J’ai fait un trait sur ma culture musicale le jour où je me suis aperçue qu’en dehors des comptines, les seules chansons dont je connaissais encore les paroles dataient d’avant la naissance de mon premier mouflet.

J’ai renoncé aux discussions ciné quand je me suis rendue compte que, non seulement je n’étais allée voir qu’un seul des dix «meilleurs films de l’année», mais qu’en plus j’ignorais absolument de quoi parlait la moitié d’entre eux.

Depuis deux ans, mon iPod à la batterie déchargée est donc rangé dans un tiroir et je n’ai pas réussi à utiliser en entier un pass ciné 5 places, même quand j’invite une copine pour le premier film.

Et là, je dis danger.

Au bout du troisième épisode de Tchoupi, j’ai l’impression que mes deux derniers neurones se courent après dans ma boîte crânienne. Et si le moment le plus palpitant de ma semaine, c’est quand ma fille fait caca au pot, je vais avoir un gros problème d’estime de moi. Difficile aussi de relancer une discussion un peu haut de gamme entre potes en énumérant les noms de dinosaures que vous avez appris pendant la semaine. Bref, ce n’est pas que je cours après le clinquant, mais j’ai eu ressenti le besoin de mettre un vernis culturel sur la peinture un peu terne de mon quotidien.

Comment faire avec deux boulets? J’ai pensé me faire une toile pendant la sieste en me disant qu’ils piqueraient un roupillon, mais la séance «ciné des enfants» m’a surtout convaincue que mon fils allait prendre un malin plaisir à se cacher entre les sièges, voire à se faire la malle, et que je serai poursuivie en justice pour abandon d’enfance, tout ça parce que j’avais envie de voir Inception.

Il me reste donc les expos. Vous noterez, c’est pas mal pour en jeter auprès des copains. «La pépette est folle de Soulages. Au centre Georges-Pompidou, elle pointait du doigt chaque tableau d’un air très inspirée.» Peu importe qu'elle n'est eu que dix mois à l'époque.

Certes, l’exercice oblige à faire des choix drastiques. On n’ira jamais voir Monet avec les gamins (mais faut-il vraiment le regretter?), et à peu près tout ce qui date d’avant le XXe siècle.
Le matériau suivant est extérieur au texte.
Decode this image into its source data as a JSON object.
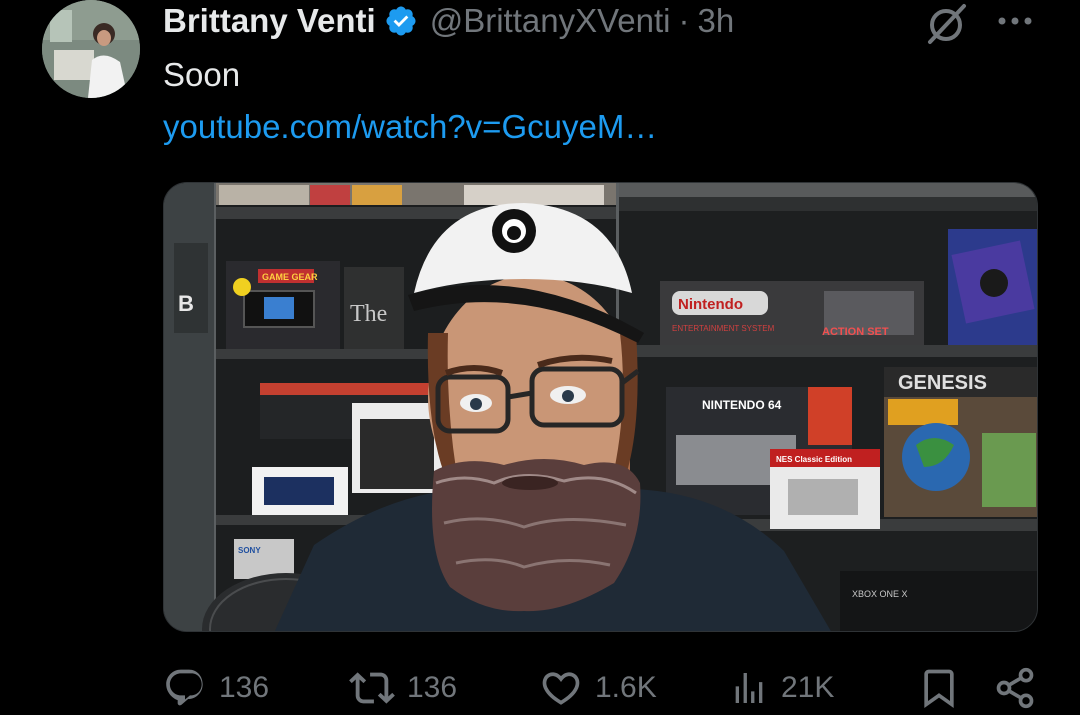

Sauf si ça date de 70 000 ans avant JC, là, ça se négocie direct avec mon fils au musée d’histoire naturelle.

N'allez pas imaginer non plus que c’est un moment de communion artistique, une sorte de mise en rapport direct avec la création. L’expo, elle se fait en 30 minutes chrono, et ressemble à la scène d'accueil des Bronzés dans leur club de vacances. Les parents sont gonflés à bloc comme des G.O. On est là pour mettre l’ambiance, dirladada, et aujourd’hui, ça va dépoter au Musée d’Art moderne! Il faut que ce soit aussi rythmé qu’un épisode de Friends, blague et bruit de caisse claire toute les trois minutes. Qui trouve la plus grande toile? C’est laquelle ta préférée? Est-ce que tu crois que tu peux faire pareil à la maison? Après, il faut encore dealer avec le nain de 4 ans pour qu'il baisse d'un ton quand il hurle: «Maman, j’en ai trouvé une encore plus grande»!. D’ailleurs, le grand a décidé qu’il était peintre. Et c’est après avoir vu une de ses œuvres qu’on s’est tapé Mondrian. Le plus dur, aujourd’hui, c’est encore de convaincre le papa que son fils n’est pas un génie.

Au final, l’aspect culturel passe rapidement au second plan. Les expos deviennent une activité saisonnière, principalement pratiquée en hiver et les jours de pluie. Parce qu’on a découvert un autre avantage aux musées, au détriment des autres visiteurs : c’est quand même une immense cour de récré.